C’è sempre per ogni cosa un’alta teoria che santifica tutto. Letterati tutt’altro che di poco conto hanno precisato che i delinquenti sono nostri alleati nell’edificazione del comunismo. E’ ciò che troviamo formulato nei manuali di politica correzionale sovietica attraverso il lavoro (esistevano, venivano pubblicati), in dissertazioni e articoli scientifici sulla lagerologia, e in modo ancora più concreto nelle istruzioni sulle quali si formavano i capi dei lager. Tutto questo origina dall’Unica Vera dottrina che spiega tutte le modulazioni della vita umana solo e unicamente con la lotta di classe.
Ecco le argomentazioni. I delinquenti di professione non possono in alcun modo essere equiparati agli elementi capitalisti (ossia ingegneri, studenti, agronomi e monachelle): i secondi sono tenacemente ostili alla dittatura del proletariato, mentre i primi sono solo (!) politicamente instabili. (L’assassino di professione è solo politicamente instabile!) Il Lumpen non è un proprietario e di conseguenza non può andare d’accordo con gli elementi di classi ostili, ma si accorderà con il proletariato (campa cavallo!). Per questo, secondo la terminologia ufficiale del GULag, vengono chiamati “socialmente vicini”. (Dimmi con chi vai…) Per questo nelle istruzioni si ripeteva continuamente: mostrare fiducia verso i criminali recidivi! (SOLŽENICYN 2001: I, 1232-1233).

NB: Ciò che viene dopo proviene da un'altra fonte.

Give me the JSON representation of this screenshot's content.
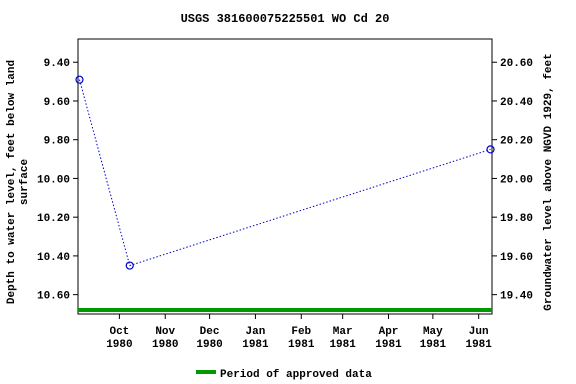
{
  "chart_data": {
    "type": "line",
    "title": "USGS 381600075225501 WO Cd  20",
    "y_label": "Depth to water level, feet below land surface",
    "y_label_lines": [
      "Depth to water level, feet below land",
      "surface"
    ],
    "y2_label": "Groundwater level above NGVD 1929, feet",
    "x": [
      "1980-09-04",
      "1980-10-08",
      "1981-06-09"
    ],
    "series": [
      {
        "name": "Depth to water level",
        "color": "#0000cc",
        "values": [
          9.49,
          10.45,
          9.85
        ]
      }
    ],
    "xlim": [
      "1980-09-03",
      "1981-06-10"
    ],
    "xticks": [
      {
        "value": "1980-10-01",
        "label": [
          "Oct",
          "1980"
        ]
      },
      {
        "value": "1980-11-01",
        "label": [
          "Nov",
          "1980"
        ]
      },
      {
        "value": "1980-12-01",
        "label": [
          "Dec",
          "1980"
        ]
      },
      {
        "value": "1981-01-01",
        "label": [
          "Jan",
          "1981"
        ]
      },
      {
        "value": "1981-02-01",
        "label": [
          "Feb",
          "1981"
        ]
      },
      {
        "value": "1981-03-01",
        "label": [
          "Mar",
          "1981"
        ]
      },
      {
        "value": "1981-04-01",
        "label": [
          "Apr",
          "1981"
        ]
      },
      {
        "value": "1981-05-01",
        "label": [
          "May",
          "1981"
        ]
      },
      {
        "value": "1981-06-01",
        "label": [
          "Jun",
          "1981"
        ]
      }
    ],
    "ylim": [
      10.7,
      9.28
    ],
    "yticks": [
      {
        "value": 9.4,
        "label": "9.40"
      },
      {
        "value": 9.6,
        "label": "9.60"
      },
      {
        "value": 9.8,
        "label": "9.80"
      },
      {
        "value": 10.0,
        "label": "10.00"
      },
      {
        "value": 10.2,
        "label": "10.20"
      },
      {
        "value": 10.4,
        "label": "10.40"
      },
      {
        "value": 10.6,
        "label": "10.60"
      }
    ],
    "y2lim": [
      19.3,
      20.72
    ],
    "y2ticks": [
      {
        "value": 19.4,
        "label": "19.40"
      },
      {
        "value": 19.6,
        "label": "19.60"
      },
      {
        "value": 19.8,
        "label": "19.80"
      },
      {
        "value": 20.0,
        "label": "20.00"
      },
      {
        "value": 20.2,
        "label": "20.20"
      },
      {
        "value": 20.4,
        "label": "20.40"
      },
      {
        "value": 20.6,
        "label": "20.60"
      }
    ],
    "approved_periods": {
      "name": "Period of approved data",
      "color": "#009900",
      "ranges": [
        [
          "1980-09-03",
          "1981-06-10"
        ]
      ]
    }
  }
}
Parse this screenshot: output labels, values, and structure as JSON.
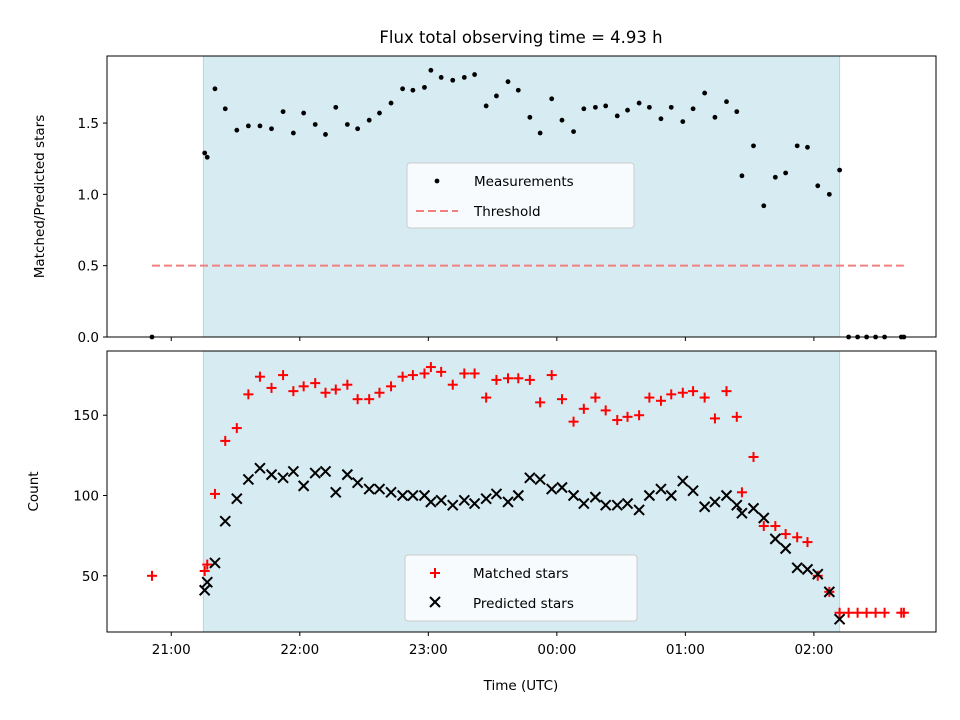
{
  "figure": {
    "title": "Flux total observing time = 4.93 h"
  },
  "colors": {
    "shade": "#add8e6",
    "measurement": "#000000",
    "threshold": "#f08080",
    "matched": "#ff0000",
    "predicted": "#000000"
  },
  "chart_data": [
    {
      "type": "scatter",
      "ylabel": "Matched/Predicted stars",
      "xlim": [
        20.5,
        26.95
      ],
      "ylim": [
        0,
        1.97
      ],
      "yticks": [
        0.0,
        0.5,
        1.0,
        1.5
      ],
      "ytick_labels": [
        "0.0",
        "0.5",
        "1.0",
        "1.5"
      ],
      "xticks": [
        21,
        22,
        23,
        24,
        25,
        26
      ],
      "shaded_span": [
        21.25,
        26.2
      ],
      "legend": {
        "position": "center",
        "entries": [
          "Measurements",
          "Threshold"
        ]
      },
      "threshold": {
        "name": "Threshold",
        "y": 0.5,
        "x": [
          20.85,
          26.7
        ]
      },
      "series": [
        {
          "name": "Measurements",
          "marker": "dot",
          "x": [
            20.85,
            21.26,
            21.28,
            21.34,
            21.42,
            21.51,
            21.6,
            21.69,
            21.78,
            21.87,
            21.95,
            22.03,
            22.12,
            22.2,
            22.28,
            22.37,
            22.45,
            22.54,
            22.62,
            22.71,
            22.8,
            22.88,
            22.97,
            23.02,
            23.1,
            23.19,
            23.28,
            23.36,
            23.45,
            23.53,
            23.62,
            23.7,
            23.79,
            23.87,
            23.96,
            24.04,
            24.13,
            24.21,
            24.3,
            24.38,
            24.47,
            24.55,
            24.64,
            24.72,
            24.81,
            24.89,
            24.98,
            25.06,
            25.15,
            25.23,
            25.32,
            25.4,
            25.44,
            25.53,
            25.61,
            25.7,
            25.78,
            25.87,
            25.95,
            26.03,
            26.12,
            26.2,
            26.27,
            26.34,
            26.41,
            26.48,
            26.55,
            26.68,
            26.7
          ],
          "y": [
            0.0,
            1.29,
            1.26,
            1.74,
            1.6,
            1.45,
            1.48,
            1.48,
            1.46,
            1.58,
            1.43,
            1.57,
            1.49,
            1.42,
            1.61,
            1.49,
            1.46,
            1.52,
            1.57,
            1.64,
            1.74,
            1.73,
            1.75,
            1.87,
            1.82,
            1.8,
            1.82,
            1.84,
            1.62,
            1.69,
            1.79,
            1.73,
            1.54,
            1.43,
            1.67,
            1.52,
            1.44,
            1.6,
            1.61,
            1.62,
            1.55,
            1.59,
            1.64,
            1.61,
            1.53,
            1.61,
            1.51,
            1.6,
            1.71,
            1.54,
            1.65,
            1.58,
            1.13,
            1.34,
            0.92,
            1.12,
            1.15,
            1.34,
            1.33,
            1.06,
            1.0,
            1.17,
            0.0,
            0.0,
            0.0,
            0.0,
            0.0,
            0.0,
            0.0
          ]
        }
      ]
    },
    {
      "type": "scatter",
      "xlabel": "Time (UTC)",
      "ylabel": "Count",
      "xlim": [
        20.5,
        26.95
      ],
      "ylim": [
        15,
        190
      ],
      "yticks": [
        50,
        100,
        150
      ],
      "ytick_labels": [
        "50",
        "100",
        "150"
      ],
      "xticks": [
        21,
        22,
        23,
        24,
        25,
        26
      ],
      "xtick_labels": [
        "21:00",
        "22:00",
        "23:00",
        "00:00",
        "01:00",
        "02:00"
      ],
      "shaded_span": [
        21.25,
        26.2
      ],
      "legend": {
        "position": "lower center",
        "entries": [
          "Matched stars",
          "Predicted stars"
        ]
      },
      "series": [
        {
          "name": "Matched stars",
          "marker": "plus",
          "x": [
            20.85,
            21.26,
            21.28,
            21.34,
            21.42,
            21.51,
            21.6,
            21.69,
            21.78,
            21.87,
            21.95,
            22.03,
            22.12,
            22.2,
            22.28,
            22.37,
            22.45,
            22.54,
            22.62,
            22.71,
            22.8,
            22.88,
            22.97,
            23.02,
            23.1,
            23.19,
            23.28,
            23.36,
            23.45,
            23.53,
            23.62,
            23.7,
            23.79,
            23.87,
            23.96,
            24.04,
            24.13,
            24.21,
            24.3,
            24.38,
            24.47,
            24.55,
            24.64,
            24.72,
            24.81,
            24.89,
            24.98,
            25.06,
            25.15,
            25.23,
            25.32,
            25.4,
            25.44,
            25.53,
            25.61,
            25.7,
            25.78,
            25.87,
            25.95,
            26.03,
            26.12,
            26.2,
            26.27,
            26.34,
            26.41,
            26.48,
            26.55,
            26.68,
            26.7
          ],
          "y": [
            50,
            53,
            57,
            101,
            134,
            142,
            163,
            174,
            167,
            175,
            165,
            168,
            170,
            164,
            166,
            169,
            160,
            160,
            164,
            168,
            174,
            175,
            176,
            180,
            177,
            169,
            176,
            176,
            161,
            172,
            173,
            173,
            172,
            158,
            175,
            160,
            146,
            154,
            161,
            153,
            147,
            149,
            150,
            161,
            159,
            163,
            164,
            165,
            161,
            148,
            165,
            149,
            102,
            124,
            81,
            81,
            76,
            74,
            71,
            50,
            40,
            27,
            27,
            27,
            27,
            27,
            27,
            27,
            27
          ]
        },
        {
          "name": "Predicted stars",
          "marker": "cross",
          "x": [
            21.26,
            21.28,
            21.34,
            21.42,
            21.51,
            21.6,
            21.69,
            21.78,
            21.87,
            21.95,
            22.03,
            22.12,
            22.2,
            22.28,
            22.37,
            22.45,
            22.54,
            22.62,
            22.71,
            22.8,
            22.88,
            22.97,
            23.02,
            23.1,
            23.19,
            23.28,
            23.36,
            23.45,
            23.53,
            23.62,
            23.7,
            23.79,
            23.87,
            23.96,
            24.04,
            24.13,
            24.21,
            24.3,
            24.38,
            24.47,
            24.55,
            24.64,
            24.72,
            24.81,
            24.89,
            24.98,
            25.06,
            25.15,
            25.23,
            25.32,
            25.4,
            25.44,
            25.53,
            25.61,
            25.7,
            25.78,
            25.87,
            25.95,
            26.03,
            26.12,
            26.2
          ],
          "y": [
            41,
            46,
            58,
            84,
            98,
            110,
            117,
            113,
            111,
            115,
            106,
            114,
            115,
            102,
            113,
            108,
            104,
            104,
            102,
            100,
            100,
            100,
            96,
            97,
            94,
            97,
            95,
            98,
            101,
            96,
            100,
            111,
            110,
            104,
            105,
            100,
            95,
            99,
            94,
            94,
            95,
            91,
            100,
            104,
            100,
            109,
            103,
            93,
            96,
            100,
            94,
            89,
            92,
            86,
            73,
            67,
            55,
            54,
            51,
            40,
            23
          ]
        }
      ]
    }
  ]
}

Il concetto di popolo è sufficientemente ambiguo, e i criminali di professione, secondo questa lettura, sono percepiti da parte delle autorità sovietiche come alleati naturali nella lotta alla borghesia. Sembrerebbe confermare questa tesi una serie di articoli pubblicati nel 1937 sulle “Izvestija” da Lev Šejnin, capo della sezione investigativa della procura di stato dell’URSS, e in questa qualità attore di primo piano nella preparazione dei grandi processi pubblici che inauguravano le purghe staliniane: mentre le purghe infuriavano, Šejnin raccontava del movimento dei criminali di professione che, sempre più spesso, si presentavano per costituirsi, trovando la loro occupazione abituale priva di senso nella nuova situazione sociale, e chiedevano di partecipare alla costruzione socialista. Questi articoli saranno poi inclusi nelle diverse edizioni dei Taccuini di un investigatore, l’inizio della carriera letteraria di Šejnin e una pietra miliare nella storia del poliziesco sovietico (vedi ŠEJNIN 2003: 102-119).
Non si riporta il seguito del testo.